Categories: NewsCrimeNational

With the elderly in mind, U.S. Supreme Court wary of limiting police in home entries

By Andrew Chung

U.S. Supreme Court justices returned to the contentious issue of police powers on Wednesday as they grappled with whether to make it easier for officers to enter a home without a warrant for reasons of health or public safety in a case involving the confiscation of a Rhode Island man’s guns.

During arguments in the case, several justices seemed wary of impeding officers from quickly responding to grave situations in which a person might be injured or die, using examples of people who are suicidal or elderly people who may need help. Some justices, however, questioned how they could ensure that police would not abuse expanded powers to act without a warrant.

The man, Edward Caniglia, appealed a lower court ruling throwing out his lawsuit accusing police of violating his constitutional rights by bringing him to a hospital for a mental health evaluation and taking away his guns without a warrant after a 2015 argument with his wife.

Lower courts ruled that police in the Rhode Island city of Cranston did not violate the Constitution’s Fourth Amendment ban on unreasonable searches and seizures.

There is heightened public scrutiny of police conduct, including how authorities deal with mentally ill people, in the wake of protests in many cities last year against racism and police brutality.

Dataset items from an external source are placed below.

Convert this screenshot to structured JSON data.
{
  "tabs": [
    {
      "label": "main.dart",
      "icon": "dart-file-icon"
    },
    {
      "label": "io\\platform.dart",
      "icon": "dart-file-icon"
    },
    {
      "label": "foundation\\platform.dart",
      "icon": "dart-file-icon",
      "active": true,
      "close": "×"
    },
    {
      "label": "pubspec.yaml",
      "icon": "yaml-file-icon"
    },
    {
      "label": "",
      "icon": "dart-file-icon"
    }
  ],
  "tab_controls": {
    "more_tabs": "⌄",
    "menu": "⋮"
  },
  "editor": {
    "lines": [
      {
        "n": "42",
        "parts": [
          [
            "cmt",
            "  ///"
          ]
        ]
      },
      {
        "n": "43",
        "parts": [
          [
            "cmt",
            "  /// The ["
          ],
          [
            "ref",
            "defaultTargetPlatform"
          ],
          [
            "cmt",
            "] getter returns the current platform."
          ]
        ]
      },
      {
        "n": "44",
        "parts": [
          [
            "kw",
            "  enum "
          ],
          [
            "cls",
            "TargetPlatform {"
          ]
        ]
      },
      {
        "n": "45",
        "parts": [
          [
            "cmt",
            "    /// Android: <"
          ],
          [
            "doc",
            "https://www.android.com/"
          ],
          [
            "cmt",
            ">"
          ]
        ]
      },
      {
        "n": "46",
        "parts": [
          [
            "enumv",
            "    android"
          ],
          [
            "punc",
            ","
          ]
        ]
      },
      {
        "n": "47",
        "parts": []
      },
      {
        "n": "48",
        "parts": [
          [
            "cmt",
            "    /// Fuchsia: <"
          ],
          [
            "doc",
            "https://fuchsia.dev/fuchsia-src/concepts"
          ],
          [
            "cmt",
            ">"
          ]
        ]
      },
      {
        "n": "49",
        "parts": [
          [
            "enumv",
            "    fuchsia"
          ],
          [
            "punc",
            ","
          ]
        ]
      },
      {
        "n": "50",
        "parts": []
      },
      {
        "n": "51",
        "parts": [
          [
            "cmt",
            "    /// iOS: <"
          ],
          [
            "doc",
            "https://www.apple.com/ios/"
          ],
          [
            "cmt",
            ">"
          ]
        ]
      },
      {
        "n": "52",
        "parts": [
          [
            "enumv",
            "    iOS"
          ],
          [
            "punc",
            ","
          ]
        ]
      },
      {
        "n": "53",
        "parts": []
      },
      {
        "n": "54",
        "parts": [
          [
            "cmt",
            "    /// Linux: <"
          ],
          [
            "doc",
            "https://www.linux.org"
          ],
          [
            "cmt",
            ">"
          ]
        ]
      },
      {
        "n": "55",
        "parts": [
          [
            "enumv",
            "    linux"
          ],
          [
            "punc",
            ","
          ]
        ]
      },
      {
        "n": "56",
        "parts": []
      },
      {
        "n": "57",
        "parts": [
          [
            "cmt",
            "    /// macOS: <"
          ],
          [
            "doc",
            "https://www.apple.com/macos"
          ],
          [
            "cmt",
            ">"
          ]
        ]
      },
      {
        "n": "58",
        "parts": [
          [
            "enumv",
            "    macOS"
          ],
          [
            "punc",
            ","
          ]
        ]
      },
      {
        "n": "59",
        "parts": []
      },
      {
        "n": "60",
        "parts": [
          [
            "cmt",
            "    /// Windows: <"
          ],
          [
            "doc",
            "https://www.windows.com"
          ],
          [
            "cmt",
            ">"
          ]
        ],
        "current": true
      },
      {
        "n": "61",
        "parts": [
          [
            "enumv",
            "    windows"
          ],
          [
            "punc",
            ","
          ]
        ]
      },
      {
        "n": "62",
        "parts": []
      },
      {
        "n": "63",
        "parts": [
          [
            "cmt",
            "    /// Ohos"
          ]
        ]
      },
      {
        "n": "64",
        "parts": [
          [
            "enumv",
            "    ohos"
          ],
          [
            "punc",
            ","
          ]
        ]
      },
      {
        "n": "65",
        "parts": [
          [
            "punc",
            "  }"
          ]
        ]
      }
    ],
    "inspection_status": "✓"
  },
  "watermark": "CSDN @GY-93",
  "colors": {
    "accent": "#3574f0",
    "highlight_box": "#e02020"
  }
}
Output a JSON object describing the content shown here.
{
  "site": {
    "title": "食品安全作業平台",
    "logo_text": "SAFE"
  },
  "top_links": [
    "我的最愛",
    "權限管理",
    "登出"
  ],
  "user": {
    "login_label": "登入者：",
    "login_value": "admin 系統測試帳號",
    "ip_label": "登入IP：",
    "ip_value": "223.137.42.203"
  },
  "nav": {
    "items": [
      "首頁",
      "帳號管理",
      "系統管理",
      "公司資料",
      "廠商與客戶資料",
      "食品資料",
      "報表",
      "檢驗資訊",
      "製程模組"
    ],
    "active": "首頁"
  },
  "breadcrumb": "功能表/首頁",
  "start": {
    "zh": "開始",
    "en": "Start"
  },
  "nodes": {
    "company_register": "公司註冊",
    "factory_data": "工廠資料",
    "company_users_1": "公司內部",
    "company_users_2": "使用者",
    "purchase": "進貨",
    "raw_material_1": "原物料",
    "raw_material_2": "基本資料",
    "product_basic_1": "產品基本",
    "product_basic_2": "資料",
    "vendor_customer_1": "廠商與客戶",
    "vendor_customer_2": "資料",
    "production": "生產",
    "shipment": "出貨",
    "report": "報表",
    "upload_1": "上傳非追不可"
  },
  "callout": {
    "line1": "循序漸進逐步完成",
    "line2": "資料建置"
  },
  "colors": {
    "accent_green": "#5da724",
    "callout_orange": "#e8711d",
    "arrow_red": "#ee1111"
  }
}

Conservative Justice Brett Kavanaugh said the case highlights two common situations – older people falling and suicides – in which imposing heightened requirements on police would cause them to back away instead of acting quickly.

“The longer you’re in the house and no one comes to get you, you’re more likely to die from the fall. The statistics are huge on older people dying from falls,” Kavanaugh told Caniglia’s attorney, Shay Dvoretzky.

Liberal Justice Sonia Sotomayor raised doubts about giving police the authority to judge the severity of any situation on their own without, for instance, the advice of mental health experts.

“Tell me, what is the limiting principle?” Sotomayor asked an attorney representing Cranston.

President Joe Biden’s administration backed police in the case. A Justice Department lawyer told the justices that officers should not be required to obtain warrants in situations in which people could be seriously harmed.